Whoever she is, she’s caught your eye. A simple but elegant outfit can add an aura of confidence; it’s a good first impression.
We may underestimate the importance of physical appearances, of clothing, and act like it’s beneath us, but there’s always an occasion where we have all fallen victim to the fashion world.
First days at work, first dates, job interviews: a nervous breakdown in front of your wardrobe? Hours spent agonizing over the best combination? Either way, it’s those days that demand more than the usual preparation time to pick out an outfit.
Figuring out the dynamics of fashion:
Very often it’s about perfecting that balance between being dressed up, but not looking overdressed.
You want to stand out, but for the right reasons. You want to be that girl who can pull of the classic white shirt and black pants with style, and yet manage to capture people’s attention. No one wants to be “that person” who wears a shirt that was two shades too bright to the first day of work, a skirt too tight or a dress too short.
You want to play it right, dress the part, to stand out without looking out of place.

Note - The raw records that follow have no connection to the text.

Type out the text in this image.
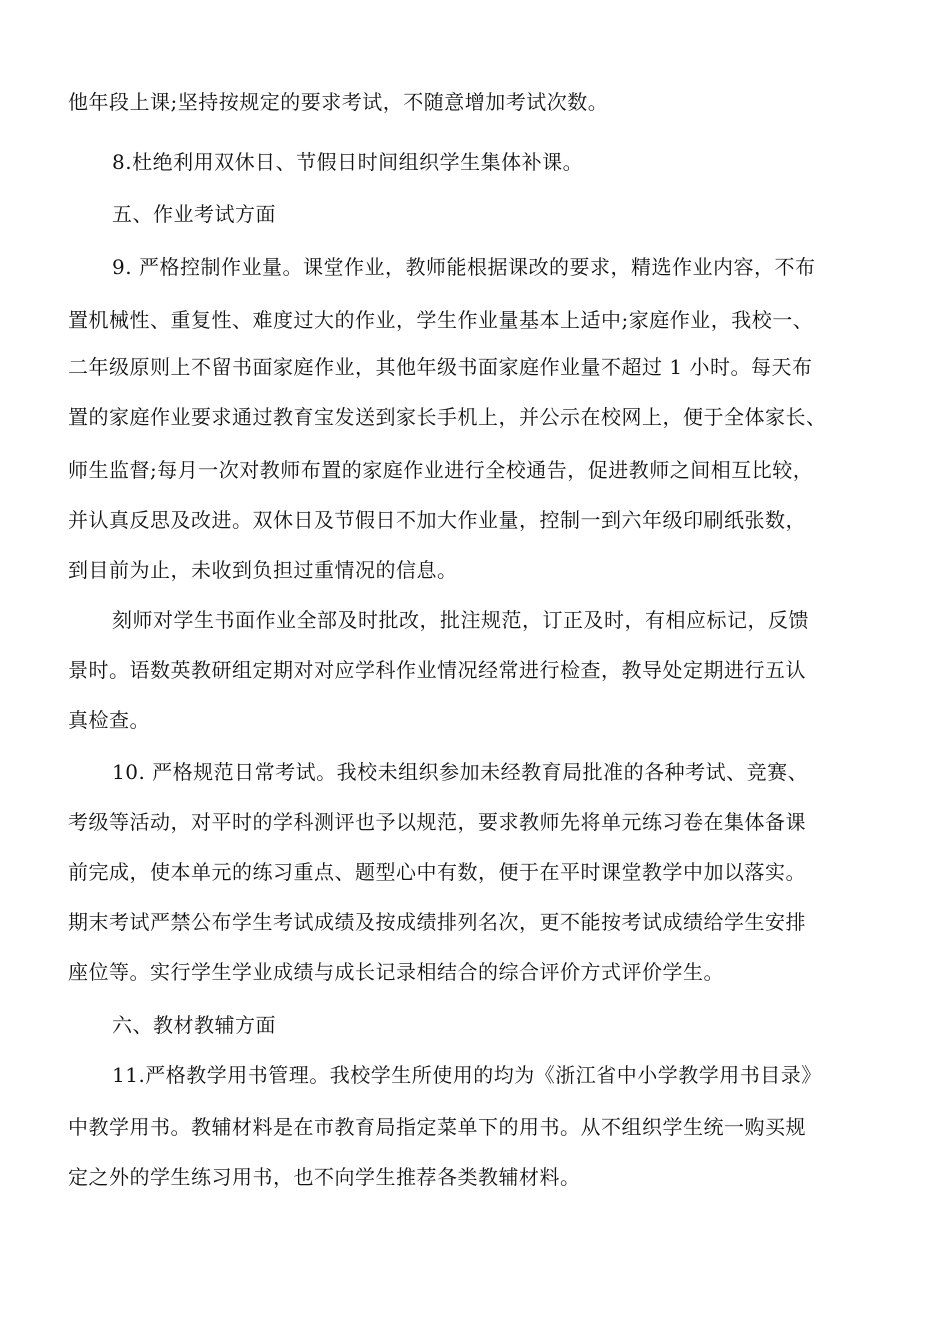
他年段上课;坚持按规定的要求考试，不随意增加考试次数。
8.杜绝利用双休日、节假日时间组织学生集体补课。
五、作业考试方面
9. 严格控制作业量。课堂作业，教师能根据课改的要求，精选作业内容，不布
置机械性、重复性、难度过大的作业，学生作业量基本上适中;家庭作业，我校一、
二年级原则上不留书面家庭作业，其他年级书面家庭作业量不超过 1 小时。每天布
置的家庭作业要求通过教育宝发送到家长手机上，并公示在校网上，便于全体家长、
师生监督;每月一次对教师布置的家庭作业进行全校通告，促进教师之间相互比较，
并认真反思及改进。双休日及节假日不加大作业量，控制一到六年级印刷纸张数，
到目前为止，未收到负担过重情况的信息。
刻师对学生书面作业全部及时批改，批注规范，订正及时，有相应标记，反馈
景时。语数英教研组定期对对应学科作业情况经常进行检查，教导处定期进行五认
真检查。
10. 严格规范日常考试。我校未组织参加未经教育局批准的各种考试、竞赛、
考级等活动，对平时的学科测评也予以规范，要求教师先将单元练习卷在集体备课
前完成，使本单元的练习重点、题型心中有数，便于在平时课堂教学中加以落实。
期末考试严禁公布学生考试成绩及按成绩排列名次，更不能按考试成绩给学生安排
座位等。实行学生学业成绩与成长记录相结合的综合评价方式评价学生。
六、教材教辅方面
11.严格教学用书管理。我校学生所使用的均为《浙江省中小学教学用书目录》
中教学用书。教辅材料是在市教育局指定菜单下的用书。从不组织学生统一购买规
定之外的学生练习用书，也不向学生推荐各类教辅材料。
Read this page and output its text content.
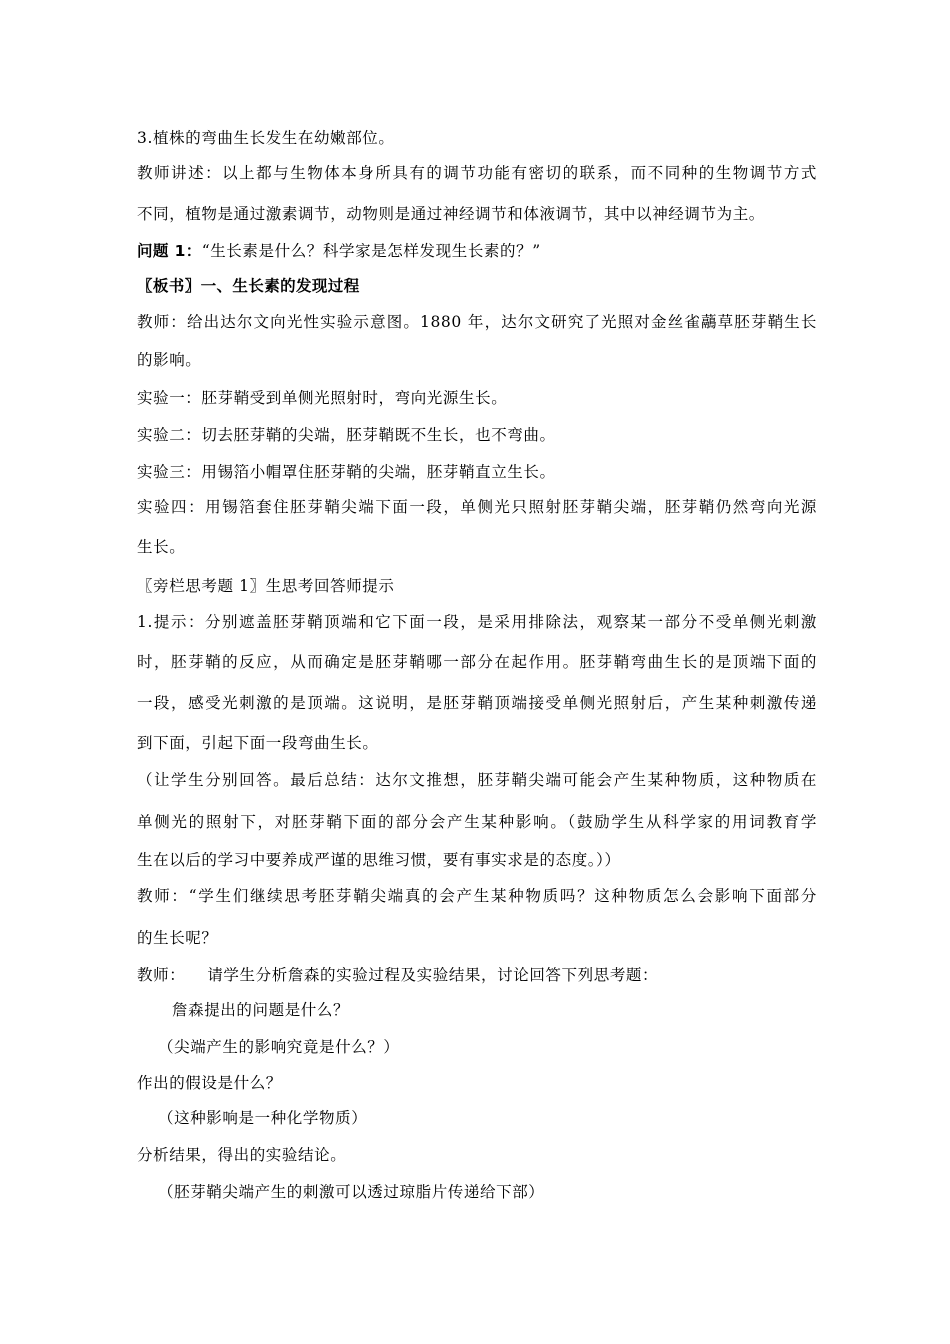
3.植株的弯曲生长发生在幼嫩部位。
教师讲述：以上都与生物体本身所具有的调节功能有密切的联系，而不同种的生物调节方式
不同，植物是通过激素调节，动物则是通过神经调节和体液调节，其中以神经调节为主。
问题 1：“生长素是什么？科学家是怎样发现生长素的？”
〖板书〗一、生长素的发现过程
教师：给出达尔文向光性实验示意图。1880 年，达尔文研究了光照对金丝雀虉草胚芽鞘生长
的影响。
实验一：胚芽鞘受到单侧光照射时，弯向光源生长。
实验二：切去胚芽鞘的尖端，胚芽鞘既不生长，也不弯曲。
实验三：用锡箔小帽罩住胚芽鞘的尖端，胚芽鞘直立生长。
实验四：用锡箔套住胚芽鞘尖端下面一段，单侧光只照射胚芽鞘尖端，胚芽鞘仍然弯向光源
生长。
〖旁栏思考题 1〗生思考回答师提示
1.提示：分别遮盖胚芽鞘顶端和它下面一段，是采用排除法，观察某一部分不受单侧光刺激
时，胚芽鞘的反应，从而确定是胚芽鞘哪一部分在起作用。胚芽鞘弯曲生长的是顶端下面的
一段，感受光刺激的是顶端。这说明，是胚芽鞘顶端接受单侧光照射后，产生某种刺激传递
到下面，引起下面一段弯曲生长。
（让学生分别回答。最后总结：达尔文推想，胚芽鞘尖端可能会产生某种物质，这种物质在
单侧光的照射下，对胚芽鞘下面的部分会产生某种影响。（鼓励学生从科学家的用词教育学
生在以后的学习中要养成严谨的思维习惯，要有事实求是的态度。））
教师：“学生们继续思考胚芽鞘尖端真的会产生某种物质吗？这种物质怎么会影响下面部分
的生长呢？
教师： 请学生分析詹森的实验过程及实验结果，讨论回答下列思考题：
詹森提出的问题是什么？
（尖端产生的影响究竟是什么？）
作出的假设是什么？
（这种影响是一种化学物质）
分析结果，得出的实验结论。
（胚芽鞘尖端产生的刺激可以透过琼脂片传递给下部）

That’s what world fashion is — a crazy confusing dynamic place of paradoxes. You want to be a conformist and yet a rebel To keep up with the trends but also to retain your individuality. It’s this duality that defines the fashion world today. It’s what Elaine Stone, a professor at the Fashion Institute of Technology writes about in “The Dynamics of Fashion.”
It’s not the 70s, where bellbottoms were the single biggest fashion statement, or the 80s where it was about the Madonna look, the shoulder pads. Today it’s about experimenting. It’s about how you can put together the best ensemble for you, one that fits the balance of expressing your individual style within the boundaries of fashion. Being yourself or being different now factors into your style quotient today. This is what Elaine Stone calls the “freedom of dress”
Today Lady Gaga is a style icon, controversial, but still an icon. Word is she never repeats an outfit. In another age she would have probably been a fashion faux paus. To some she may still be, but for a lot she’s bold and daring. She makes a statement. She may be outrageous but she’s not an outcast.
A more fluid kind of fashion:
Fashion isn’t as steeped in trends as it once was. We in the 21st century won’t be remembered for bellbottoms or shoulder pads. We might be remembered as the age of Lady Gaga, but mostly as an age of the unconventional and creative. For the simple, yet stylish. It’s about defining yourself rather than letting fashion define you. Fashion is more fluid today.
Trends come and go, but this newfound emphasis on individuality is something that might stay on for a while. Think of that section in fashion magazines called “who wore it better.” While we all, even celebrities, like to wear clothes that are trendy, it’s also about choosing clothes that make us feel-good. There’s something about the way it fits your body shape, or the colour suits your complexion. It’s the relationship you have with your clothes.
So take advantage of the fashion world today, because it gives you the freedom to define yourself rather than being swept up in trends. Be creative, experiment and figure out how to express yourself best. Dictate your own style rather than let the fashion world dictate you.